Abstract

Antibodies can be used to confer rapid immunity against infectious agents for short periods of time. By comparison, vaccine induced immunity is more protective, but takes a relatively long time to develop. Concomitant administration of antibody and vaccine by different routes was evaluated as a means of providing both rapid and long-term protection against plague. BALB/c mice were treated intraperitoneally with monoclonal antibodies, with specificities for Yersinia pestis LcrV and F1 antigens. A cohort of these mice was simultaneously vaccinated with rF1 and rLcrV by the intramuscular route. Antibody co-administration with vaccine reduced the level of vaccine mediated protection afforded against a high level Y. pestis challenge. Conversely, antibody-mediated protection was unaffected by vaccine co-administration and lasted for at least 8 weeks post administration.
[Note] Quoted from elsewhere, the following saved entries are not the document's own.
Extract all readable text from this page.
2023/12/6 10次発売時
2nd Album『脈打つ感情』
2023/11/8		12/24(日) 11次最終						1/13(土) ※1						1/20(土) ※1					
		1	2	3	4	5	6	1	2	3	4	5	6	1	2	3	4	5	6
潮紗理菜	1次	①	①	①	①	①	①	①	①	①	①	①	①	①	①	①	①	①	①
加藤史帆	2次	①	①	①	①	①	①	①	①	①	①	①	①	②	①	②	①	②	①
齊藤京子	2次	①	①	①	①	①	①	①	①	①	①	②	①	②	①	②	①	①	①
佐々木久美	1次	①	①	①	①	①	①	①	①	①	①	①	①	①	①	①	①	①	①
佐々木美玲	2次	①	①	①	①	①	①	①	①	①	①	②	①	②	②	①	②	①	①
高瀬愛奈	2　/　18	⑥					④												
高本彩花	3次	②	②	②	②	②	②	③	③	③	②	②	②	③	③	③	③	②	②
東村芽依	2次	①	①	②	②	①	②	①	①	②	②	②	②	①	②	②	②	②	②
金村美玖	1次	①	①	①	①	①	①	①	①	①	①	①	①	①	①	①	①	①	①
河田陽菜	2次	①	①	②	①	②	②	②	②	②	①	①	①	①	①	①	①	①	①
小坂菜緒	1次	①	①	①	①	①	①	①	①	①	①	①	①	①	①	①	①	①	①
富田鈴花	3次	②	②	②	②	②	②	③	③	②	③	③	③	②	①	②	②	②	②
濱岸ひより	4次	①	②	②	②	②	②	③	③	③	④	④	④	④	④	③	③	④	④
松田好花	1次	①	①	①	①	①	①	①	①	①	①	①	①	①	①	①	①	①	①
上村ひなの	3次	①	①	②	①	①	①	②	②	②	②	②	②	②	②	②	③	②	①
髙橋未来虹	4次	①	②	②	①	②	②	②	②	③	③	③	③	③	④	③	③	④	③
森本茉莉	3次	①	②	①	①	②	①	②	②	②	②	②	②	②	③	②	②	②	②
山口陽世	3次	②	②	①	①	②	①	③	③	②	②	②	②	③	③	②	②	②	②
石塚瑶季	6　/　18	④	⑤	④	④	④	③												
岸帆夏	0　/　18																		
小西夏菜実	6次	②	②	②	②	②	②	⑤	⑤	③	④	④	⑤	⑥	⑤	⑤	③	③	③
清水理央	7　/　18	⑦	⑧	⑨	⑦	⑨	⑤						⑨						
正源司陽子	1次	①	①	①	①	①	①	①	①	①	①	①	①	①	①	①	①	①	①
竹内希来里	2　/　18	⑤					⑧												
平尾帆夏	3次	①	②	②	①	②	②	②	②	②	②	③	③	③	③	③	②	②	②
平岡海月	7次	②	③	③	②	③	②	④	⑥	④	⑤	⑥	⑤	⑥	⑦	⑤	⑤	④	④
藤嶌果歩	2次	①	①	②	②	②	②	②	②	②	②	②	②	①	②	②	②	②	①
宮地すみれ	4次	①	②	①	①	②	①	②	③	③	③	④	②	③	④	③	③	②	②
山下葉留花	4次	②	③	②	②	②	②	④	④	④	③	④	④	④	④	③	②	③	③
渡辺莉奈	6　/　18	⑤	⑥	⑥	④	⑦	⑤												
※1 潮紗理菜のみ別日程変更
We also evaluated the effect of administering vaccine intradermally and antibody intratracheally and observed that, irrespective of administration route, concomitant administration of antibody reduced the effectiveness of vaccine mediated immunity. The results of passive transfer experiments supported the thesis that the development of protective antibody responses following vaccination is impaired by the presence of circulating monoclonal antibodies with specificities for important B-cell epitopes in the vaccine. We also noted that intradermal injection of LcrV antigen and cholera toxin adjuvant afforded good levels of protection against systemic and aerosol challenge with Y. pestis: intradermal injection might therefore be considered as a potential minimally invasive method of plague vaccine administration. These data have implications for the design of therapeutic strategies against plague infection.